Sind Weltmeisterschaften, Olympische Spiele oder Staatsempfänge ohne Nationalhymnen denkbar? Hymnen von Nationen sind aus ganz unterschiedlichen Anlässen entstanden. Die Isländische wurde im Zuge des Jubiläums verfasst, das die 1.000-jährige Besiedlung Islands feierte. Der Text stammt von einem Priester und lehnt sich an Psalm 90 der Bibel an. Die “Marseillaise” bzw. deren erste Fassung, wurde in nur einer Nacht geschrieben und zwar während der Kriegserklärung an Österreich. Das “Deutschlandlied” wurde 1922 von Reichspräsident Friedrich Ebert zur Nationalhymne ernannt, weil es davor keine offizielle gab.
Der Ursprung vieler Nationalhymnen liegt in Liedern, die lange bei offiziellen Anlässen gesungen wurden, bevor sie zur Nationalhymne wurden. Andererseits gibt es bis heute Lieder und Musikstücke, die keine offiziellen Nationalhymnen sind, bei verschiedensten Anlässen aber gerne gesungen und gespielt werden. Bestes Beispiel ist Großbritannien, wo es mit “Rule, Britannia”, “Land of Hope and Glory” und “Pomp and Circumstance No.1” gleich drei Hymnen gibt, die neben der offiziellen Nationalhymne ihren angestammten Platz haben.
Es gibt also eindeutig ein Bedürfnis nach einem verbindenden Element. Dass es Musik ist, ist kein Wunder. Musik setzt Gefühle frei, auch das Gefühl von Gemeinsamkeit. Dass viele Nationalhymnen gerade in Kriegszeiten eine große Rolle spielten, ist die negative Seite der Medaille. Dass sie heute aber auch gesungen werden, wenn ein Land gemeinsam Zuversicht und Stärke sucht, ist eine der positiven Seiten. Rituale haben einen großen Symbolgehalt und sind in der Menschheitskultur fest verankert. Würde ohne das Ritual der Nationalhymne etwas fehlen?
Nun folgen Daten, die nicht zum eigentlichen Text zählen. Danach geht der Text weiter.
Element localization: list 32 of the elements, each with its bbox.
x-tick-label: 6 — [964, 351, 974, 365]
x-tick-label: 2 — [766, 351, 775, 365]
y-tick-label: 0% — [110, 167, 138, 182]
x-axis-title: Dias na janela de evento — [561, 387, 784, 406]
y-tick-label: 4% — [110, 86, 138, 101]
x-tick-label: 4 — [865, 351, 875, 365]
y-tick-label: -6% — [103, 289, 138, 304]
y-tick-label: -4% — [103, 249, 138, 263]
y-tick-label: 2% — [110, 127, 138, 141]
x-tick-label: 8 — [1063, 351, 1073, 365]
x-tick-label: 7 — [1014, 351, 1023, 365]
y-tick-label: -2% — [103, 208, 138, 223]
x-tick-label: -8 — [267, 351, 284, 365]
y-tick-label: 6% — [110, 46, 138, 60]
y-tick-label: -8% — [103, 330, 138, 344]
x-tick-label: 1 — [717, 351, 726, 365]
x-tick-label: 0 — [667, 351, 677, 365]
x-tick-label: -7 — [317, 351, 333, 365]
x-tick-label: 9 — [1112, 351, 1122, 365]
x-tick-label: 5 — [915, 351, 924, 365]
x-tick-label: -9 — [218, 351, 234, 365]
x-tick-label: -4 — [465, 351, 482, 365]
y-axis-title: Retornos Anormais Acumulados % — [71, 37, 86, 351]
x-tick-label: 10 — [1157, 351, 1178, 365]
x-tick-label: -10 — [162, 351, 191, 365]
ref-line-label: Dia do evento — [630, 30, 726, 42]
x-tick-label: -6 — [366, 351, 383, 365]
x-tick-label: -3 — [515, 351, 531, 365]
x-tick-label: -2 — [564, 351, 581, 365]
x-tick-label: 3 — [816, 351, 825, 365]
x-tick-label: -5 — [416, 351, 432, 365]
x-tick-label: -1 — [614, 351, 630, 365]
Letztlich muss deshalb jeder selbst entscheiden, welchen Wert er (s)einer Nationalhymne beimisst. Tatsache ist, dass es auch in Zukunft einige Bereiche des öffentlichen Lebens geben wird, etwa Politik und Sportveranstaltungen, in denen Nationalhymnen eine wesentliche Rolle spielen. Ganz gleich, welche Hymne wir am 15. Juli 2018 in Sankt Petersburg von der Siegermannschaft hören werden – wir wünschen allen Mannschaften eine faire und spannende Fußball-WM! Wir hoffen aber auch, dass das Ergebnis der Auswertung nicht repräsentativ für das Abschneiden der deutschen Mannschaft sein wird.